Praseodymium nickelate (PrNiO₃), part of the rare-earth perovskite nickelate series RNiO₃, lies near the metal–insulator (M-I) transition boundary, making it an ideal model for studying how electronic correlations respond to lattice strain and substitutional doping. In this study, we examine isoelectronic and hole-doped series Pr₁₋ₓAₓNiO₃ (A = Ca²⁺, Sr²⁺, Ba²⁺, Mg²⁺, La³⁺, Eu³⁺) to probe how dopant size and valency influence structural, electronic, and magnetic behaviors. Polycrystalline samples were synthesized via a sol–gel nitrate/citrate precursor and annealed under high oxygen pressure (150-200 bar) at 900-1000°C to ensure phase purity and stoichiometric control. To interpret the observed transitions, we extend the bond-percolation model¹ originally applied to La₁₋ₓRₓNiO₃, in which smaller R ions disrupt conductive Ni-O-Ni bonds.
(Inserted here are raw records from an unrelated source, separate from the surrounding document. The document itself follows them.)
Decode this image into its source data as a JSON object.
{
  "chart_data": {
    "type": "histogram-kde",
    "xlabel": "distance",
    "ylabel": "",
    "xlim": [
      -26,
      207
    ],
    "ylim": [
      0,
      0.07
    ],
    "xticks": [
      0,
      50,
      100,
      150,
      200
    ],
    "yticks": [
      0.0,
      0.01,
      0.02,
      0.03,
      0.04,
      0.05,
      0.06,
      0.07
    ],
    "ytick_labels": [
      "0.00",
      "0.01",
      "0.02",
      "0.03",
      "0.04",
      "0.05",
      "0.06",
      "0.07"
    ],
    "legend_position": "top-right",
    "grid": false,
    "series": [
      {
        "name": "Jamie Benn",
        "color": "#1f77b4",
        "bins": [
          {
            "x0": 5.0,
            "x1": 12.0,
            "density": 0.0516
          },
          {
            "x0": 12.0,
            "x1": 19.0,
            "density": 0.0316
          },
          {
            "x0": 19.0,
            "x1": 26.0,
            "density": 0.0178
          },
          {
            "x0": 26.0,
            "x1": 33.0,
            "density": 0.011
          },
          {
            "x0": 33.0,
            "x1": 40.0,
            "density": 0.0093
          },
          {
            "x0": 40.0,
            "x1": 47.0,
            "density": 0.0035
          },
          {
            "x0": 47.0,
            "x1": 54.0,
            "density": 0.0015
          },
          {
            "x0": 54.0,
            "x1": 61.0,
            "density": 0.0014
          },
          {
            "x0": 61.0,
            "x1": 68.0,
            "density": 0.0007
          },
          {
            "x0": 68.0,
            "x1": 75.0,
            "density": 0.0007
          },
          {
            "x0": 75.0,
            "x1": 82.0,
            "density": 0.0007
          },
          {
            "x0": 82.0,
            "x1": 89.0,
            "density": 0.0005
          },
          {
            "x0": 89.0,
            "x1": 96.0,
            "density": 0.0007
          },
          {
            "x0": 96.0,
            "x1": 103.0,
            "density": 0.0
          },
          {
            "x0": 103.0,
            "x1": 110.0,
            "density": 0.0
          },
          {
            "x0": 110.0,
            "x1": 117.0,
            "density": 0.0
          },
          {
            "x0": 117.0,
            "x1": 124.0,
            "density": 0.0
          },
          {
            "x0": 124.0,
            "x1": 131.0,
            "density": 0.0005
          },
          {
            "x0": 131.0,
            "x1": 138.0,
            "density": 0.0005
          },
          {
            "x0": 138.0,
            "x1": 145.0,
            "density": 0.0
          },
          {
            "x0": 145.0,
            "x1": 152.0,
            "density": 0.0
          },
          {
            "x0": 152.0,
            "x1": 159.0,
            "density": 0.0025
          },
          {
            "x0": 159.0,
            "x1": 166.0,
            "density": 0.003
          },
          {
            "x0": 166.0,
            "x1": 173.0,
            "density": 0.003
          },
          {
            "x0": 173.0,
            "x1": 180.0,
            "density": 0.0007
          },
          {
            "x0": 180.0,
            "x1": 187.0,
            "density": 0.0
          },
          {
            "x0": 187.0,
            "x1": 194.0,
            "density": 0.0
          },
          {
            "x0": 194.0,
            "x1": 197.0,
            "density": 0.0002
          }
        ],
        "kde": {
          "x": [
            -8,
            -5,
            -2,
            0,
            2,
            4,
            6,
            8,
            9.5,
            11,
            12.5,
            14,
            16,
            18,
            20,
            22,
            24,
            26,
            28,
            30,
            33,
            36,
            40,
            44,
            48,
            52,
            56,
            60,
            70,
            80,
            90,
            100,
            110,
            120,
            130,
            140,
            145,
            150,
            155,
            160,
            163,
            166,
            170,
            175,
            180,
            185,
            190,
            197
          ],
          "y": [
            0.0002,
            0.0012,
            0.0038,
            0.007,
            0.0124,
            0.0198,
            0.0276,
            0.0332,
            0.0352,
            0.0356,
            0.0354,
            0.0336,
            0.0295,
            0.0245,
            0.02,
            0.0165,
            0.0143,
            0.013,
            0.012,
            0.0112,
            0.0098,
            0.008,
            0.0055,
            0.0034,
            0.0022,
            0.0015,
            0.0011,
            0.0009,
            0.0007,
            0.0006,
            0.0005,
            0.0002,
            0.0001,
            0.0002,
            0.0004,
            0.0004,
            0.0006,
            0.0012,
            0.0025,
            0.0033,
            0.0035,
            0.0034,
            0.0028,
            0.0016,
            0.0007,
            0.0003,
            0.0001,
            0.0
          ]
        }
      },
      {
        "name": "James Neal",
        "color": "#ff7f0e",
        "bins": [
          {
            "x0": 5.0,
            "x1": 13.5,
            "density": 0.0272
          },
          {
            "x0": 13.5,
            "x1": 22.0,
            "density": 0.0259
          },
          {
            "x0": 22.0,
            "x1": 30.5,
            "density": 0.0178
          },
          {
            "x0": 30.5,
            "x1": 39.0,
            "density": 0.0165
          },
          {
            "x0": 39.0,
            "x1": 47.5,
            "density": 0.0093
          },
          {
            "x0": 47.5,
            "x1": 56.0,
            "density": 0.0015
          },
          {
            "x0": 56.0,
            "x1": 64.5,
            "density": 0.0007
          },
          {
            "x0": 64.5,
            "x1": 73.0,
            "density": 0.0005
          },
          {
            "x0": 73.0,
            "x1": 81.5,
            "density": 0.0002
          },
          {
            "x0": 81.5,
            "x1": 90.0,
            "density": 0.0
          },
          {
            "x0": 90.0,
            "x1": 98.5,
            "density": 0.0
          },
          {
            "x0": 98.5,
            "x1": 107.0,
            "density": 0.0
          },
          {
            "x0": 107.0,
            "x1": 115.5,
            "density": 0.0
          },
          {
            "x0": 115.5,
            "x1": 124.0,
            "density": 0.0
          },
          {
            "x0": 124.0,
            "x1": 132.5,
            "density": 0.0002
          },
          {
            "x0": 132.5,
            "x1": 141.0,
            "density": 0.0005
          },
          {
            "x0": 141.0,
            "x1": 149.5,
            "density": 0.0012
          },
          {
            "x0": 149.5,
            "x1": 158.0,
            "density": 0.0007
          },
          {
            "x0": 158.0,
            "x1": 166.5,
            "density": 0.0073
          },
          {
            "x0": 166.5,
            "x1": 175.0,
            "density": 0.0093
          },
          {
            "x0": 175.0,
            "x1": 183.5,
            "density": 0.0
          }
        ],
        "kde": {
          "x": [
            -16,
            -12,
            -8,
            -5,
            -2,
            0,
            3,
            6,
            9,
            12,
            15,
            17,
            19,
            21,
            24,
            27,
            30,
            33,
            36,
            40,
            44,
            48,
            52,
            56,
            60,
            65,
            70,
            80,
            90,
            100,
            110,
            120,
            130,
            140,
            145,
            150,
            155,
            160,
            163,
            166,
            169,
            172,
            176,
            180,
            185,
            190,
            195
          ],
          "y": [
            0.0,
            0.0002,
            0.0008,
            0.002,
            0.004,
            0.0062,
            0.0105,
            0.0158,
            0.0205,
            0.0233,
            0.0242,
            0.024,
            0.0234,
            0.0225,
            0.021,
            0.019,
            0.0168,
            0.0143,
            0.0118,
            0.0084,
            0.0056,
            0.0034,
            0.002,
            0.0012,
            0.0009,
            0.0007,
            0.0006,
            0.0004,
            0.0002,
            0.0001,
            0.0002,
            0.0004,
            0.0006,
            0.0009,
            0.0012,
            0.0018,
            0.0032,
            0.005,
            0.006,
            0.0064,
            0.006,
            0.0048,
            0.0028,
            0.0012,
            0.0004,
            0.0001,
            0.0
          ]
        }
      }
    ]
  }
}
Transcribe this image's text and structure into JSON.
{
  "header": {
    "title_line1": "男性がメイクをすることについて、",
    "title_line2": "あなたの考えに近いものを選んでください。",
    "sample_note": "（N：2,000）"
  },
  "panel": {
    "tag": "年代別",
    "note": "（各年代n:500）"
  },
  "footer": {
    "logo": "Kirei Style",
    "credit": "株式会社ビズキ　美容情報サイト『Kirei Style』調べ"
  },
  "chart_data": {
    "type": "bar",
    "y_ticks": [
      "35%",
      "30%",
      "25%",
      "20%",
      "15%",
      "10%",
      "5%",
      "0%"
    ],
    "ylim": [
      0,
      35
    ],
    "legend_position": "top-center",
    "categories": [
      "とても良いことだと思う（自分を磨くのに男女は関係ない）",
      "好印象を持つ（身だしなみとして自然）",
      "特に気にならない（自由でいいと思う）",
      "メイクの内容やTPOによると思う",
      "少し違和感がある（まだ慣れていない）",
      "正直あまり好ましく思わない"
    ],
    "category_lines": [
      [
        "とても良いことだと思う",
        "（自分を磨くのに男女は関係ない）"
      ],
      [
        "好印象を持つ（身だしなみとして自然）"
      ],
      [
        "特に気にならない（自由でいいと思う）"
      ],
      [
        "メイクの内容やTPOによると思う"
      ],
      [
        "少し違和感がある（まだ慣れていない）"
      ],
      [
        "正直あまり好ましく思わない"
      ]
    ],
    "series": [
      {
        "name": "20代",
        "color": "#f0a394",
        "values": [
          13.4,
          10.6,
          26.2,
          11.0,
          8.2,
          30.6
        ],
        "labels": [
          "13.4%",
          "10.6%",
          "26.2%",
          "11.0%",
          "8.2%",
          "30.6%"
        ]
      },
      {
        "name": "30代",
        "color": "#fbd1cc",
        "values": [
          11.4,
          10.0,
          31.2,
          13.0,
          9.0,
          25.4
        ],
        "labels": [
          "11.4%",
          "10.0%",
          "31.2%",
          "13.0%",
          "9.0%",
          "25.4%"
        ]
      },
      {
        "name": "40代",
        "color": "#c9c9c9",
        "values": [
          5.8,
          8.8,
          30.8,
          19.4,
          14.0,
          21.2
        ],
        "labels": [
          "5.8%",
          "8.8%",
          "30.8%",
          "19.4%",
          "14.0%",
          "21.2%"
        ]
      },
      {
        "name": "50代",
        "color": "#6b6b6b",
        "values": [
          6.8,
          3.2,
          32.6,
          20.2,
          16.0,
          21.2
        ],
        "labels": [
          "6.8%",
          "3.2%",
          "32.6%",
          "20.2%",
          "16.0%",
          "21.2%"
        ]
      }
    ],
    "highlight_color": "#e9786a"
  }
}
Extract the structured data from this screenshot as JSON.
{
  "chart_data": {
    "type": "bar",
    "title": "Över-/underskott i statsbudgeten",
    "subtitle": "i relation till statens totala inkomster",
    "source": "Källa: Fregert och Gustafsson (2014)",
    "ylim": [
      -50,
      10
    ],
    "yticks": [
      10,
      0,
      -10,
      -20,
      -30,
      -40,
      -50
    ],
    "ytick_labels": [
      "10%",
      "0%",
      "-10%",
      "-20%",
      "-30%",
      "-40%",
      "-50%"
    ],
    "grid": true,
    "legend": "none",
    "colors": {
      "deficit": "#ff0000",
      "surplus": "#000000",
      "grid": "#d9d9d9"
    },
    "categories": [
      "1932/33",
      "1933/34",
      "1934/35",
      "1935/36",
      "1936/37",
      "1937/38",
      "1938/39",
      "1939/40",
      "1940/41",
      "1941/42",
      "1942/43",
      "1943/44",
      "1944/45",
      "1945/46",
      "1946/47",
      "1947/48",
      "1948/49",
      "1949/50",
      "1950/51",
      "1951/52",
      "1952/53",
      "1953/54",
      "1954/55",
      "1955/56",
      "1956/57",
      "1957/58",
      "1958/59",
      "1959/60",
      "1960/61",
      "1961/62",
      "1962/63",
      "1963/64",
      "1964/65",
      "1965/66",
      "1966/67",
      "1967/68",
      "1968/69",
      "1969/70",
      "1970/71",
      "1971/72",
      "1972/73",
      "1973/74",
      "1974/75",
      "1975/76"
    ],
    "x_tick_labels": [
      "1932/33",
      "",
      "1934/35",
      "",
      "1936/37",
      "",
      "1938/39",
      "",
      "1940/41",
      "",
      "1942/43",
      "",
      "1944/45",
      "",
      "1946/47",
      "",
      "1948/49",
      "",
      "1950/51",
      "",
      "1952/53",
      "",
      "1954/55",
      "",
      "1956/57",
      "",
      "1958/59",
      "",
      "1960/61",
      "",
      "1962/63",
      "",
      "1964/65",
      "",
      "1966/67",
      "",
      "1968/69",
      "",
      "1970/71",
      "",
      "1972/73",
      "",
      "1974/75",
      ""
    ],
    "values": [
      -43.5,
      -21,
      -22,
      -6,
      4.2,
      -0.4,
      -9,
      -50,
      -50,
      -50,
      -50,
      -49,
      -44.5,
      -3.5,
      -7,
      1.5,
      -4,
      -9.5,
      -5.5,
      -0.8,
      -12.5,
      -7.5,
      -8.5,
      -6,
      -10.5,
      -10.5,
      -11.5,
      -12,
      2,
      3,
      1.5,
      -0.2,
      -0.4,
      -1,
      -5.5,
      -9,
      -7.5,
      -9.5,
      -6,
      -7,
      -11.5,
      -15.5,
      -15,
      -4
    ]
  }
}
In our simple model, large-scale simulations using the Depth First Search algorithm reveal that correlated bond breaking lowers the percolation threshold to a critical bond fraction p_c ≈ 0.171 at a small-ion concentration x ≈ 0.36. By integrating doping experiments with percolation modeling, this study links ionic size, Ni-O-Ni connectivity, and M-I suppression to tune nickelates toward novel quantum ground states, including possible superconductivity.

1. Gregorio Ponti, Holland Frieling, Sara J. Irvine, Lucas P. Moynihan, Jonathan D. K. Tebo, Quinn D. B. Timmers and John T. Markert, “Suppression of Conductivity in Isovalent-Rare-Earth Substituted Nickelates: Approaching an Apparent T → 0 Bond-Percolation Transition,” Japanese Physics Society Conference Proceedings 38, 011040 (2023).